„Ich darf alles“

Lustig sein mit Schmerzen: Ein Gespräch mit Max Müller über tragische Filme und das Chaos, das man sich aussuchen kann, seine Band Mutter und deren neues Album, das es zurzeit nur auf Vinyl gibt, und sein beiliegendes Bonus-Album mit Filmmusik

INTERVIEW THOMAS WINKLER

taz: Verstehen wir das richtig, die neue Platte von Mutter heißt „CD des Monats“ und erscheint nur als Vinyl?

Max Müller: Ist bereits erschienen. Ist, glaube ich, schon fast weg.

Wird es eine zweite Auflage geben?

Ja, aber dann als CD, die „LP des Monats“ heißt.

Verdienen Sie an einer Vinyl-Platte mit 500 verkauften Exemplaren mehr als an einer CD?

Ja. An unseren CDs habe ich nie einen Pfennig verdient, da ist nie was übrig geblieben.

Wäre es nicht sinnvoll, sich in die Nische zurückzuziehen?

Das wäre eine Überlegung. Wir denken darüber nach, ob es überhaupt etwas bringt, die nächste Platte als CD herauszubringen.

„CD des Monats“ liegt eine Bonus-Platte bei mit Film- und Fernseh-Scores von Ihnen. Der Titel ist „Filmusik“. Heißt das: Fil-Musik? Oder: Film-Usik?

Ach, diese Rechtschreibfehler. Mit der deutschen Sprache habe ich es nicht so.

Warum Filmmusik?

Ich mag die Monotonie, ich mag es, eine Stimmung auszuhalten. Aber ehrlich gesagt gehe ich selten ins Kino.

In welchen Film zuletzt?

„Jurassic Park“. Oder „Titanic“? Nein, ich weiß. Wie heißt er noch mal? Dieser Drei-Stunden-Film mit Nicole Kidman im Theater.

Lars von Trier.

„Dogville“! Ja, das war’s. Aber da war mit Musik ja nicht so viel.

Wie sähe der Film aus, den Sie drehen würden?
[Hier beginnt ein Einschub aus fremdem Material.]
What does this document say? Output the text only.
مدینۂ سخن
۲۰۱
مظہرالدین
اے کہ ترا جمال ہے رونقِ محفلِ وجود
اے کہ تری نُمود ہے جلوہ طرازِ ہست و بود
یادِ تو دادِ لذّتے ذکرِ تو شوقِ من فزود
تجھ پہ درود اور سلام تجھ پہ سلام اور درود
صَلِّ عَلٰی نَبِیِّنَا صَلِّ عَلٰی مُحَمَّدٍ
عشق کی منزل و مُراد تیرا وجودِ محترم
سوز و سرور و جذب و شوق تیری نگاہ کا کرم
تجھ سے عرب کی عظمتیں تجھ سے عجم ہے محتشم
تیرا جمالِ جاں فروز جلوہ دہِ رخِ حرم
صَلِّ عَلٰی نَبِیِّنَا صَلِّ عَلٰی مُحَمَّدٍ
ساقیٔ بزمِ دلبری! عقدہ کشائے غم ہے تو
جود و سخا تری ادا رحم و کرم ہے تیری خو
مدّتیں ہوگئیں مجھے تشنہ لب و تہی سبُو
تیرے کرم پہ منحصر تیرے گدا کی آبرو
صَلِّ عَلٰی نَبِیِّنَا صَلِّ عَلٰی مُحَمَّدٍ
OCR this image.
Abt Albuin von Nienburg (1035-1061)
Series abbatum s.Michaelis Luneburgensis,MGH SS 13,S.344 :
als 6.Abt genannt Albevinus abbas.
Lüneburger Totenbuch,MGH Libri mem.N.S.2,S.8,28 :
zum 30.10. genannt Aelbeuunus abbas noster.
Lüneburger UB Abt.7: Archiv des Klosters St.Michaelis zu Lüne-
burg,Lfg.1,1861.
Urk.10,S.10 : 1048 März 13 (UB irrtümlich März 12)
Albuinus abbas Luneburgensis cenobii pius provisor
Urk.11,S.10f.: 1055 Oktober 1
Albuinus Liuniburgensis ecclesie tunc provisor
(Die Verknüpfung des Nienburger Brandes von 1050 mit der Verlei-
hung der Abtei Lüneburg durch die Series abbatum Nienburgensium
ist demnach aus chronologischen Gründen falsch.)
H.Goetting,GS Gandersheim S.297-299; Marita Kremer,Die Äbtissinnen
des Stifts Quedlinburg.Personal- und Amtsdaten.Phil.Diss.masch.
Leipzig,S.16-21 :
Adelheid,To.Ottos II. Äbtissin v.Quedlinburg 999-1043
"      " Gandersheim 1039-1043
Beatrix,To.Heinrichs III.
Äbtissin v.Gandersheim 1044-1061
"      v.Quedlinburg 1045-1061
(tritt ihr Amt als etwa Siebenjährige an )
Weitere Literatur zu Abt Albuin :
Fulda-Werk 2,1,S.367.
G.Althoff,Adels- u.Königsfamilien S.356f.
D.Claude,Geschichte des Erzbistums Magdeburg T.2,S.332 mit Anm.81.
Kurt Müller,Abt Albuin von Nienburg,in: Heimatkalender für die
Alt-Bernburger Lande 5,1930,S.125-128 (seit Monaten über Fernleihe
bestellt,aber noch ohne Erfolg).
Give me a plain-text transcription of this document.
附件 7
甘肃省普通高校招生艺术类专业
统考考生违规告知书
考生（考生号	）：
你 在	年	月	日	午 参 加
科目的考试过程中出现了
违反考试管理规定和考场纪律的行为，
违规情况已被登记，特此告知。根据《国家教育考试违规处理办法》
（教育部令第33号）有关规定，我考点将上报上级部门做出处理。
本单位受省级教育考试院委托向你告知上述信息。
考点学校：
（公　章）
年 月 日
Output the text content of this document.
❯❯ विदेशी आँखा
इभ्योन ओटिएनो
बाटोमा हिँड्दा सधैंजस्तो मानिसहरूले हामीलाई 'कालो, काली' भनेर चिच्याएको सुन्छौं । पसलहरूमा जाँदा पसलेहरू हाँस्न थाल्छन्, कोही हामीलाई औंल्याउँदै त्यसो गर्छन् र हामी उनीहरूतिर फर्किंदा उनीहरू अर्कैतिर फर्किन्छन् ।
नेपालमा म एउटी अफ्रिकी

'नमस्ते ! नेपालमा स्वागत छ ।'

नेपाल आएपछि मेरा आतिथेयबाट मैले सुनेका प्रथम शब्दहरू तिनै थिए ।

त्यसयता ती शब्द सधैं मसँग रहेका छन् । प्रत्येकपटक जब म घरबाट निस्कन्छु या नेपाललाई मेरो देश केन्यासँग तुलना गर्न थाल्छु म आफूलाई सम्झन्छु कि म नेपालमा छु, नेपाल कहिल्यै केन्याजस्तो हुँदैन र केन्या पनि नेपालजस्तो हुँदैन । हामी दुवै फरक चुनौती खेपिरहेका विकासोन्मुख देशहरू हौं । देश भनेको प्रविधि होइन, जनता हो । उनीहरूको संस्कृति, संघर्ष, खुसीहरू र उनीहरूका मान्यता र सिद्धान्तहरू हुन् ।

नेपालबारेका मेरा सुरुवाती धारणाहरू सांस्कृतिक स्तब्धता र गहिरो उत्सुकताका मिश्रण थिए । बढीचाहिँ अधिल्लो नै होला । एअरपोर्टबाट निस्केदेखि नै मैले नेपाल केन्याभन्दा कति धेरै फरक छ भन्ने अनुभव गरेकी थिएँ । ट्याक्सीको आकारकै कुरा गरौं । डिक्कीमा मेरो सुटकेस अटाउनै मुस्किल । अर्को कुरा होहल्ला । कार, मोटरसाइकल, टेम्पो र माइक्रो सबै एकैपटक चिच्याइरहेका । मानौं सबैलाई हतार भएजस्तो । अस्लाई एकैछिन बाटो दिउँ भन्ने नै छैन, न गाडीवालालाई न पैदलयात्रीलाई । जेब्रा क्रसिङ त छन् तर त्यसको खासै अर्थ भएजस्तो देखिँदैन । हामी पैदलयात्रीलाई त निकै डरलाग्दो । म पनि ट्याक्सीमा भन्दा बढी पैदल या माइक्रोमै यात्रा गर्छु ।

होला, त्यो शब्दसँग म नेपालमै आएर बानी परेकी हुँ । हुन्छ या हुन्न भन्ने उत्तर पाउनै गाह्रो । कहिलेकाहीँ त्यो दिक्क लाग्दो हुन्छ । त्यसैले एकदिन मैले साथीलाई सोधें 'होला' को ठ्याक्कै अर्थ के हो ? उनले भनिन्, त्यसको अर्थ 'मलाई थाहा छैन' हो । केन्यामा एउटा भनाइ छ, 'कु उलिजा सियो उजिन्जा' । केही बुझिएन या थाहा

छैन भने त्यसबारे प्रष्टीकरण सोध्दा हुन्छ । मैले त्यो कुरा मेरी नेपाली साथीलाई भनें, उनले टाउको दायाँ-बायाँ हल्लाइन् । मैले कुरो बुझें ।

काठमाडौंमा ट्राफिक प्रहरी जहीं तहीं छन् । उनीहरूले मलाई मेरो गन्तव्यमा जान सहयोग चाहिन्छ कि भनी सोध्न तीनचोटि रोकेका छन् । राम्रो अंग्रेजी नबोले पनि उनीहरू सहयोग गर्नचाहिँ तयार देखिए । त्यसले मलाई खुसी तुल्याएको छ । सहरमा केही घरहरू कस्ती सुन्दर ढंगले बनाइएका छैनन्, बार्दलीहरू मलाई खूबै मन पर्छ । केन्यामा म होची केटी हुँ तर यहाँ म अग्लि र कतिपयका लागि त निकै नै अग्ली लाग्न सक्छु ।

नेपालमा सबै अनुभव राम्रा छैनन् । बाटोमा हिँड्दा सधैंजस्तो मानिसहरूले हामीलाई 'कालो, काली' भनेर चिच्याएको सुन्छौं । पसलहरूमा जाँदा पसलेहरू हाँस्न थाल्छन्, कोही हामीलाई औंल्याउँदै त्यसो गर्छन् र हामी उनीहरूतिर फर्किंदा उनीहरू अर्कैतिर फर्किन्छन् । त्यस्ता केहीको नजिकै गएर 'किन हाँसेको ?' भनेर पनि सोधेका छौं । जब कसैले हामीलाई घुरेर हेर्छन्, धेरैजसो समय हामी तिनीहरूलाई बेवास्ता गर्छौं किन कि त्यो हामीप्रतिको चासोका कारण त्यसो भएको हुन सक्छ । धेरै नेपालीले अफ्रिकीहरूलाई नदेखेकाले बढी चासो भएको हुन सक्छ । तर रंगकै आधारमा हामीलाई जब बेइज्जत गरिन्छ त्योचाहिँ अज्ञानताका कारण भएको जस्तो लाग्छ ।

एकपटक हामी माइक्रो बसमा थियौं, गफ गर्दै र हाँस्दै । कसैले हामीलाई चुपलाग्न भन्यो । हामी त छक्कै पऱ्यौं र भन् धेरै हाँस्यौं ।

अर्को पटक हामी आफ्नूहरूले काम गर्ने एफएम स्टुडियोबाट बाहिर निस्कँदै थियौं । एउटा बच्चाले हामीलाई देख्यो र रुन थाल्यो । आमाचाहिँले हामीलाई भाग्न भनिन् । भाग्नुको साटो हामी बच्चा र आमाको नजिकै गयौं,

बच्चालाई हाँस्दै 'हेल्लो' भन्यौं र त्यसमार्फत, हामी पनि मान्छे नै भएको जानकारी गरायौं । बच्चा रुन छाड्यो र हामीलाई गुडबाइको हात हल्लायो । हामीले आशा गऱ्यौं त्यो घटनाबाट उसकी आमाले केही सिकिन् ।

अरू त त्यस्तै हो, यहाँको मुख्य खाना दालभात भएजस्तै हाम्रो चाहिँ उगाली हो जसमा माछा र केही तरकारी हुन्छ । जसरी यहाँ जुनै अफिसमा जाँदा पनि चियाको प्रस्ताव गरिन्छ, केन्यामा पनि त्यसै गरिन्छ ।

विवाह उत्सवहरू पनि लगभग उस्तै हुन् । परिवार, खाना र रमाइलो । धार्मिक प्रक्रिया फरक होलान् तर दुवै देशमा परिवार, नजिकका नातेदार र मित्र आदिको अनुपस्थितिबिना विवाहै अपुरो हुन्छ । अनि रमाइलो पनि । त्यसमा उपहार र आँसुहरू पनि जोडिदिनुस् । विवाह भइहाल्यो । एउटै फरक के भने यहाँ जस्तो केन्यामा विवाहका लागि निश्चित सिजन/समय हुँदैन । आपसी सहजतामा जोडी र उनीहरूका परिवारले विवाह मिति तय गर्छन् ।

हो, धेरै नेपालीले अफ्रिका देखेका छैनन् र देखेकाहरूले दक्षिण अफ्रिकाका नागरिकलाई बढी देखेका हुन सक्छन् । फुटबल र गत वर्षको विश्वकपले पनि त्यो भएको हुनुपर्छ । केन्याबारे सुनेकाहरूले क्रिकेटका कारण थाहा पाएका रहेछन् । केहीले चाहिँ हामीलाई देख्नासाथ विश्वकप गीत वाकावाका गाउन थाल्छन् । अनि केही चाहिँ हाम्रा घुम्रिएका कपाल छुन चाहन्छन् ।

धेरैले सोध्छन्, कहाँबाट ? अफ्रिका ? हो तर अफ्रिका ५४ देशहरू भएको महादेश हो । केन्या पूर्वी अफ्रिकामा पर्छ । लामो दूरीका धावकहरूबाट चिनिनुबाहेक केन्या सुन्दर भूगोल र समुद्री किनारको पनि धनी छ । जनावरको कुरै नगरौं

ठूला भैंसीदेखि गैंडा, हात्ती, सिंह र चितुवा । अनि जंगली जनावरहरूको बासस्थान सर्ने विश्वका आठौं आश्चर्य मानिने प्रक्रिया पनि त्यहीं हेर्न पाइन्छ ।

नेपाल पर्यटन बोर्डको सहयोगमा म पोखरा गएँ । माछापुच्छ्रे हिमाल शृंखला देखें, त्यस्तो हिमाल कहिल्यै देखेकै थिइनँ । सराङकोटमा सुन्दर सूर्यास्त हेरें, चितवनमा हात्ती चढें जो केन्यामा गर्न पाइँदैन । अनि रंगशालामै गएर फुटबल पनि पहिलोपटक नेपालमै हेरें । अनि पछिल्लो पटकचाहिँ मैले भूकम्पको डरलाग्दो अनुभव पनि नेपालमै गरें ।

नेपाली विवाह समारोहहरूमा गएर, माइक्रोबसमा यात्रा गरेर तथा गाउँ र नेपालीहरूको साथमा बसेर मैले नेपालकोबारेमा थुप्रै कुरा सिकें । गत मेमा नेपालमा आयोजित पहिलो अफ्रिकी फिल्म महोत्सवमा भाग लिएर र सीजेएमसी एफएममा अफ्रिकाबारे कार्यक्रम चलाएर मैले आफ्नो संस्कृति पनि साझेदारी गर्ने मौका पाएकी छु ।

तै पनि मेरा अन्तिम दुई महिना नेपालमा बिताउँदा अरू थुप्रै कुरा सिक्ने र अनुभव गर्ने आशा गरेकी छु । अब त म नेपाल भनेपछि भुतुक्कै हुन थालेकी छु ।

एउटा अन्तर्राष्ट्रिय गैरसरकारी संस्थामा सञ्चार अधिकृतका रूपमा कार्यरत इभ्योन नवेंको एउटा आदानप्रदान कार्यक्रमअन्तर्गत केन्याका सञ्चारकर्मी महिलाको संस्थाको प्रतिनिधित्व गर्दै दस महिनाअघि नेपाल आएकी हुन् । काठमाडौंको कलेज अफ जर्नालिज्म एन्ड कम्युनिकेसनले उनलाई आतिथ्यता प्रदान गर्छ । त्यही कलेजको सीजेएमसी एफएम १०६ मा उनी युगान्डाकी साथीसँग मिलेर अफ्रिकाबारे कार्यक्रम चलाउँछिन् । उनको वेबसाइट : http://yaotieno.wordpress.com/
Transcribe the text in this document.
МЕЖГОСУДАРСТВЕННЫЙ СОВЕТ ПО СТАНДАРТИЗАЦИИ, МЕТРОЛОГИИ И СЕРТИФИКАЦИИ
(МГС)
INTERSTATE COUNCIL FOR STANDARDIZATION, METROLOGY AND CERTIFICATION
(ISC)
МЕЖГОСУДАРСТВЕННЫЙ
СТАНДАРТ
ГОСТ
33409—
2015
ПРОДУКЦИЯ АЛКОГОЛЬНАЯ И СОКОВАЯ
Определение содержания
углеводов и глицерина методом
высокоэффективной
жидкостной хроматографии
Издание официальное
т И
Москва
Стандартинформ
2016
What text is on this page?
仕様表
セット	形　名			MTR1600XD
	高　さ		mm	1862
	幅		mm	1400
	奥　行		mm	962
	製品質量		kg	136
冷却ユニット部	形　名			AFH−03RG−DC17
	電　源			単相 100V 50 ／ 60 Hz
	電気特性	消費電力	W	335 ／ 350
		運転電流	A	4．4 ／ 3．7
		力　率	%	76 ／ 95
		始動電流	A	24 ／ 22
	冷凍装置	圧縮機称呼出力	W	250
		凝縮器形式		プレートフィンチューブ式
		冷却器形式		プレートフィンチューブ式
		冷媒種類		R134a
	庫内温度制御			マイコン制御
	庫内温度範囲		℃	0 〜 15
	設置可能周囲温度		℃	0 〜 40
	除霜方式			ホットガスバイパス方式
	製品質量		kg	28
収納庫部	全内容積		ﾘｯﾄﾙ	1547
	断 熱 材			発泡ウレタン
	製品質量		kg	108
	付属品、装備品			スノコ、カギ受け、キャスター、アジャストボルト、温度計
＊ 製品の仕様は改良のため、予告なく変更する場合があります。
Was mit Menschen, eine tolle Geschichte und viele Dialoge.

Ein Woody-Allen-Film.

Nein, nicht so einen Quatsch. Ich finde Filme gut, die Humor haben, einen mitfühlen lassen und wenn es dann tragisch wird, wenn es runtergeht, dann geht es richtig runter.

Funktioniert Musik auch so?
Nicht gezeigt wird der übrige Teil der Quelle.